La economista, Amparo Canales, advirtió que la ralentización de la economía hondureña está estrechamente ligada al clima de incertidumbre política que rodea las elecciones generales del próximo 30 de noviembre.
Según Canales, tanto empresas como ciudadanos han optado por pausar inversiones y decisiones financieras clave, a la espera de señales claras sobre el rumbo del país.
“Lo que menos necesitamos es una crisis política que se traduzca en una crisis económica. Es fundamental enviar mensajes de confianza, certidumbre y paz”, subrayó la experta, al señalar que la economía depende en gran medida de la estabilidad institucional.
Las proyecciones del Banco Central de Honduras (BCH) estiman un crecimiento del 3.7% para el cierre del 2025, una cifra que, aunque no alarmante, se encuentra por debajo del dinamismo necesario para generar empleo y reducir la pobreza. El economista Julio Raudales advirtió que cualquier escenario de caos o violencia electoral podría deteriorar aún más el desempeño económico, especialmente en la temporada navideña, clave para el comercio y el consumo.
Organismos como el Foro Social de la Deuda Externa y Desarrollo de Honduras (FOSDEH) y Transparencia Internacional también han expresado preocupación por el deterioro institucional y la falta de garantías democráticas.
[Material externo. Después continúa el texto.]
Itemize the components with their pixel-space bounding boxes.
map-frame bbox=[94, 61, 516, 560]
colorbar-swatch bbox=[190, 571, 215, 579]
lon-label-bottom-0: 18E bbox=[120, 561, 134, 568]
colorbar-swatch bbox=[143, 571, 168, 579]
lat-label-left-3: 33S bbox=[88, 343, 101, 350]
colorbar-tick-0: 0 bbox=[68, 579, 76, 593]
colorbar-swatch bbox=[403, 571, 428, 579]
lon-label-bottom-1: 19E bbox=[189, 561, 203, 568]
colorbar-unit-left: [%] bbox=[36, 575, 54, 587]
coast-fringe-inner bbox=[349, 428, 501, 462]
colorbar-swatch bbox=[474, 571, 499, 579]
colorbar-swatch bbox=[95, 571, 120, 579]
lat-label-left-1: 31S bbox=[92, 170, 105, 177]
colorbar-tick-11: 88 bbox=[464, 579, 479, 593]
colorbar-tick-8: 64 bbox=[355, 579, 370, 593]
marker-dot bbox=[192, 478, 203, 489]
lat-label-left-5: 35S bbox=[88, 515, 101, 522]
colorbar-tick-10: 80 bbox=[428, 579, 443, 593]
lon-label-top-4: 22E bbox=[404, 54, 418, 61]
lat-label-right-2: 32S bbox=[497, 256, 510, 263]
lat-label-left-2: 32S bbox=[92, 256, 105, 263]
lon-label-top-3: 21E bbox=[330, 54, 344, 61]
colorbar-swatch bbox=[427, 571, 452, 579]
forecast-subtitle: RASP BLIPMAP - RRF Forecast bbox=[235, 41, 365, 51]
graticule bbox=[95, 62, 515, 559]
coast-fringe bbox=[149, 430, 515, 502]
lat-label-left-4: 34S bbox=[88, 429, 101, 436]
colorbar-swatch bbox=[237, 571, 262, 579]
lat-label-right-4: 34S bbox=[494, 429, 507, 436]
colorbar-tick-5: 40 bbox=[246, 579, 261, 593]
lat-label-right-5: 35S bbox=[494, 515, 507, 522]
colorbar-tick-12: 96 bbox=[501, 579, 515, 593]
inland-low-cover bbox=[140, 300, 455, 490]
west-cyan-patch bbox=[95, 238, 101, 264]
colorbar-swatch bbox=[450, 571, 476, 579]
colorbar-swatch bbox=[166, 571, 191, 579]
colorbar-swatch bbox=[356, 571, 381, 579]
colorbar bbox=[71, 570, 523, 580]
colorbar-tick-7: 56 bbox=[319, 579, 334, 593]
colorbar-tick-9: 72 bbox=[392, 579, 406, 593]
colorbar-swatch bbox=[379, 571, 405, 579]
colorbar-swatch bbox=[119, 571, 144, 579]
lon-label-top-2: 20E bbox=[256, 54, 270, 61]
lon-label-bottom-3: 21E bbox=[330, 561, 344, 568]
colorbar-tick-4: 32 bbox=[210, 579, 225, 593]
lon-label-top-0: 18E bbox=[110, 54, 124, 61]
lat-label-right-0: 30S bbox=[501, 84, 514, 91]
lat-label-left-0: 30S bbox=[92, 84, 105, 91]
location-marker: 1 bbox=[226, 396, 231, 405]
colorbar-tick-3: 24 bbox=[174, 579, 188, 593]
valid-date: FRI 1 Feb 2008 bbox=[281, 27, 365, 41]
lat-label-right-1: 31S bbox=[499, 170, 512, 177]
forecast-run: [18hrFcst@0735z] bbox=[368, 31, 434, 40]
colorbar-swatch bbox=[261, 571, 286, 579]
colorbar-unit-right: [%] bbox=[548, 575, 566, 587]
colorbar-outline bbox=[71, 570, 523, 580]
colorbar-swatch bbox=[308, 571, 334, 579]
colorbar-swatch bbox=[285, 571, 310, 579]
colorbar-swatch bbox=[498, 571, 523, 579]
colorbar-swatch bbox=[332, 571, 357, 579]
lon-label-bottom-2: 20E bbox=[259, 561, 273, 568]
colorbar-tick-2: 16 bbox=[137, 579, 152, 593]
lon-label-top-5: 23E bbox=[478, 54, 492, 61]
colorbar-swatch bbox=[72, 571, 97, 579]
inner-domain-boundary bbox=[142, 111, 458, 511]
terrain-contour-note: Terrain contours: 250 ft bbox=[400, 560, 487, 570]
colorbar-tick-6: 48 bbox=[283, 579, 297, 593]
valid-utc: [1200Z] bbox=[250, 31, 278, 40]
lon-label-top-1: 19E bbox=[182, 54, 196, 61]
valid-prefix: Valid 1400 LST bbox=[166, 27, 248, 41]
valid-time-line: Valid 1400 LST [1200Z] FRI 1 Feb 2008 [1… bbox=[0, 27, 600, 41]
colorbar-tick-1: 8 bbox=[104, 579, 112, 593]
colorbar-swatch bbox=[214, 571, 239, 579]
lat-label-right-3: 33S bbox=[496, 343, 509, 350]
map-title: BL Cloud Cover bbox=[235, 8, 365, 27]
FOSDEH alertó sobre la inoperatividad legislativa y las tensiones en los organismos electorales, mientras que Transparencia Internacional instó a garantizar un proceso íntegro y libre de presiones.
En este contexto, Canales insistió en que el país necesita señales claras de gobernabilidad y respeto al marco legal para evitar una fuga de capitales y el congelamiento de proyectos productivos. “La economía no puede avanzar si el país se paraliza por la incertidumbre”, concluyó.
La estabilidad política, coinciden los expertos, será el factor decisivo para sostener la confianza de inversionistas y consumidores en lo que resta del año.